Rasulullah shallallahu ‘alaihi was sallam mengutusku untuk suatu keperluan, kemudian aku mengalami junub dan aku tidak menemukan air. Maka aku berguling-guling di tanah sebagaimana layaknya hewan yang berguling-guling di tanah. Kemudian aku ceritakan hal tersebut kepada Nabi shallallahu ‘alaihi was sallam. Lantas beliau mengatakan, “Sesungguhnya cukuplah engkau melakukannya seperti ini”. Seraya beliau memukulkan telapak tangannya ke permukaan bumi sekali pukulan lalu meniupnya. Kemudian beliau mengusap punggung telapak tangan (kanan)nya dengan tangan kirinya dan mengusap punggung telapak tangan (kiri)nya dengan tangan kanannya, lalu beliau mengusap wajahnya dengan kedua tangannya.”[5]

Dalam riwayat yang lain,

وَمَسَحَ وَجْهَهُ وَكَفَّيْهِ وَاحِدَةً

“Dan beliau mengusap wajahnya dan kedua telapak tangannya dengan sekali usapan”.[6]

Demikianlah gerakan simple dari tayammaum yang memakan waktu kurang dari 30 detik. Memang sangat berguna bagi orang yang sakit dan agak sulit bergerak atau berguna bagi orang yang mengalami kesusahan selain sakit.

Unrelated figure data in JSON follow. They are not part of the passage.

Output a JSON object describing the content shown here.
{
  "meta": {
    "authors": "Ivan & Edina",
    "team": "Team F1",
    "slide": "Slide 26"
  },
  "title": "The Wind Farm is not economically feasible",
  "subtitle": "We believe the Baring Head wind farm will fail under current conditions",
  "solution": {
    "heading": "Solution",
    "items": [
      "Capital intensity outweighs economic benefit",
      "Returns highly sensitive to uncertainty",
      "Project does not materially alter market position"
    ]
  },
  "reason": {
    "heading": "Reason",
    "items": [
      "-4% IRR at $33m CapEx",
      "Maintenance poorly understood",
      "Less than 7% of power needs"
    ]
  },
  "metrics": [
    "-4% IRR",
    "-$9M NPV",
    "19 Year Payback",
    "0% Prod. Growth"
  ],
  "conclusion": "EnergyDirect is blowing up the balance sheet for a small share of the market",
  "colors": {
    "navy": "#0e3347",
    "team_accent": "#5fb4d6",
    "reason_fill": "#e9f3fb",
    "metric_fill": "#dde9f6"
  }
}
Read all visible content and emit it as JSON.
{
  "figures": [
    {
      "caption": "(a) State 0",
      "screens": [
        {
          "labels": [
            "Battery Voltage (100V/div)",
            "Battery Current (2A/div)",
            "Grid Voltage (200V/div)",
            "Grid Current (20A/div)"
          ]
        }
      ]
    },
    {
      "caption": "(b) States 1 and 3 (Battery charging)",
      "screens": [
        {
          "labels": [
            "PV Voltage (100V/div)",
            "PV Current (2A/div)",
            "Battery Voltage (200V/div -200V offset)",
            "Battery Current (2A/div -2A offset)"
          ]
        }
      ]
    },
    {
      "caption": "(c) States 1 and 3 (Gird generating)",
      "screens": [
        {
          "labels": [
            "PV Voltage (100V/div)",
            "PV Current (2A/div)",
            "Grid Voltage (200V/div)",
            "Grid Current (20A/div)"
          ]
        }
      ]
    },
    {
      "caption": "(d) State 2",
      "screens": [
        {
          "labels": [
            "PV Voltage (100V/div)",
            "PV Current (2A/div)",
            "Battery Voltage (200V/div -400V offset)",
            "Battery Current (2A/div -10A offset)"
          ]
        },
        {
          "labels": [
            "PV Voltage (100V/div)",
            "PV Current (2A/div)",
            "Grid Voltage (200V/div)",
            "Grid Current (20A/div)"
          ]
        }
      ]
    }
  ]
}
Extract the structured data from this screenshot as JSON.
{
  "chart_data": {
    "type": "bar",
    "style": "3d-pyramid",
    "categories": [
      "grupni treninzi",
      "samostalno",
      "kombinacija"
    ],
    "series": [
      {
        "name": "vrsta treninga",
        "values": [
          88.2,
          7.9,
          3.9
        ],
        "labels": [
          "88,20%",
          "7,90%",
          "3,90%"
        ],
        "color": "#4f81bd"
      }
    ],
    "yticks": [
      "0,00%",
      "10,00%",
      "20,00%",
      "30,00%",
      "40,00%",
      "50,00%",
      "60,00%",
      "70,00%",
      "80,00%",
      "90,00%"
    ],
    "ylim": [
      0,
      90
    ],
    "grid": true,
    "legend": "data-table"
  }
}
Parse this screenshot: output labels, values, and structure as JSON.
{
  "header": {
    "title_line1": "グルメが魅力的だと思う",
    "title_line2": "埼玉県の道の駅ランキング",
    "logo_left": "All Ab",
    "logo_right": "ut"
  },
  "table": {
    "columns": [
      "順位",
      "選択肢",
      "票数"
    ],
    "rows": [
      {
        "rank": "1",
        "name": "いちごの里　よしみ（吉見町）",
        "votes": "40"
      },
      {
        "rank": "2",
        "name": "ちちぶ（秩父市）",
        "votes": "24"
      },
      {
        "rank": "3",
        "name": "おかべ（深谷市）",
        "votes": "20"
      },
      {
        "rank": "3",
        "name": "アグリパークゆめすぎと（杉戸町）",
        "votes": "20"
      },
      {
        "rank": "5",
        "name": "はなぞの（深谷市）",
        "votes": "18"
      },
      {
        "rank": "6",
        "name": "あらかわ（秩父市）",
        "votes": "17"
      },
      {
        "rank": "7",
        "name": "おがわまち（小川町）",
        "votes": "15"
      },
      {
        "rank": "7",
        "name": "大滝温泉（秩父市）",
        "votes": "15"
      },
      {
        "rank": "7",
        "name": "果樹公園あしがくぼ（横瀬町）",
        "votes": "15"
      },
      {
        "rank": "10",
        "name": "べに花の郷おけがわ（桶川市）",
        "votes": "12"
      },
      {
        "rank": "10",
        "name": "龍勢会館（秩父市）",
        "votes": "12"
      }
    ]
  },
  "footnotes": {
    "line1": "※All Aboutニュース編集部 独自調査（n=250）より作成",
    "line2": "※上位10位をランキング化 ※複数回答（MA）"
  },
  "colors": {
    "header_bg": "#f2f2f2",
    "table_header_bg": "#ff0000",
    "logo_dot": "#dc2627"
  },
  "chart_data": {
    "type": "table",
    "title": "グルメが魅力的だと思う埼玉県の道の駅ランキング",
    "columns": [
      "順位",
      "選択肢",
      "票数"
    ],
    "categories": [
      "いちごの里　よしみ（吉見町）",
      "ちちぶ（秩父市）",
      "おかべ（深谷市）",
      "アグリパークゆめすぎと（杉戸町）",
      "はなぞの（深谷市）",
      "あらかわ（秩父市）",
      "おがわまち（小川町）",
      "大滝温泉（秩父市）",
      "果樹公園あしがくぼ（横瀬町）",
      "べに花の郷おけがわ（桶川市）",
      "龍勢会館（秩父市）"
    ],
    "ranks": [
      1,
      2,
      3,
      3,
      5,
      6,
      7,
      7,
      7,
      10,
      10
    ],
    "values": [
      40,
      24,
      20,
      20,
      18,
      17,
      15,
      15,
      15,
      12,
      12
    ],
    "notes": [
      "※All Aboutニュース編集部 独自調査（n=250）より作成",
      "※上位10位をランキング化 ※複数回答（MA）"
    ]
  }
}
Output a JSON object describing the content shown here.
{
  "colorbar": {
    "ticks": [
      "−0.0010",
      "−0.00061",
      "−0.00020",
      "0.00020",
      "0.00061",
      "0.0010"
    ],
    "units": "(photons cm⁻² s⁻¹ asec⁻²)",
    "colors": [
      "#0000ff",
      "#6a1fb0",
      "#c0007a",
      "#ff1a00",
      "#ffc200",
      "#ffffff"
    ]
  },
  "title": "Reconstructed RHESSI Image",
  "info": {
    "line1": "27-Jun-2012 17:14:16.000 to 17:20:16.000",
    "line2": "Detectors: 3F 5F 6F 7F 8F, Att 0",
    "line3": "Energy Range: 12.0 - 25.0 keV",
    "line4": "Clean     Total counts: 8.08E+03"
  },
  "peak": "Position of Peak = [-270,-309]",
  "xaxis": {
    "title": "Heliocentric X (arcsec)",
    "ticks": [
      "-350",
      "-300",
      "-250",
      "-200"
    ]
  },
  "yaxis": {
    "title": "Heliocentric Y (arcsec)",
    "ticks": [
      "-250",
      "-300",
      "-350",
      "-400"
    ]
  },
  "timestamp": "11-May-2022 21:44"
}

Begitu juga dengan shalat ada kemudahan bagi orang yang sakit dan tidak mampu. Berikut ringkasan ringan mengenai kemudahan cara shalat bagi orang sakit:

Orang yang sakit terkadang berbaring lemah, dia tidak mampu shalat duduk apalalgi berdiri. Berikut tuntunan cara shalat sambil berbaring.

Pertama:

Wajib bagi orang sakit shalat fardhu dengan cara berdiri, walaupun bersandar ke tembok, tiang atau tongkat. (jika mampu)

Kedua:

Jika tidak mampu shalat berdiri, maka shalat dengan cara duduk. Yang lebih afdhal di duduk bersila pada tempat berdiri dan rukuknya. Dan duduk iftirasy pada tempat sujud (ketika duduk antara dua sujud)

Ketiga:

Jika tidak mampu shalat duduk, shalat dengan cara berbaring (miring) mengadap kiblat. Sisi kanan lebih baik daripada sisi kiri. Jika tidak memungkinkan menghadap kiblat, shalat menghadap mana saja dan tidak perlu mengulang

Keempat:

Jika tidak mampu shalat dengan berbaring (miring), maka shalat dengan cara terlentang. Kaki menghadap kiblat dan yang lebih afdhal ia mengangkat kepalanya sedikit mengarah ke kiblat (bisa di sanggah dengan bantal, pent). Jika tidak mampu, maka bisa menghadap ke mana saja dan tidak perlu mengulang.

Kelima:

Wajib bagi orang sakit melakukan rukuk dan sujud. Jika tidak mampu maka berisyarat dengan kepalanya. Berisyarat dengan menundukkan kepala lebih rendah ketika sujud dibanding rukuk. Jika tidak mampu sujud, maka ia rukuk ketika sujud dan berisyarat saja untuk rukuk dan sebaliknya.

Keenam:

Jika tidak mampu berisyarat dengan kepalanya ketika rukuk dan sujud, maka berisyarat dengan pandangannya yaitu matanya. Ia kedipkan matanya sedikit ketika rukuk dan berkedip lebih banyak ketika sujud. Adapun berisyarat dengan telunjuk yang dilakukan sebagian orang yang sakit maka saya tidak mengetahuinya hal itu berasal dari kitab, sunnah dan perkataan para ulama.

ketujuh:

Jika dengan anggukan dan isyarat mata juga sudah tidak mampu maka hendaknya ia shalat dengan hatinya. Jadi ia takbir, membaca surat, niat ruku, sujud, berdiri dan duduk dengan hatinya (dan setiap orang mendapatkan sesuai yang diniatkannya).[7]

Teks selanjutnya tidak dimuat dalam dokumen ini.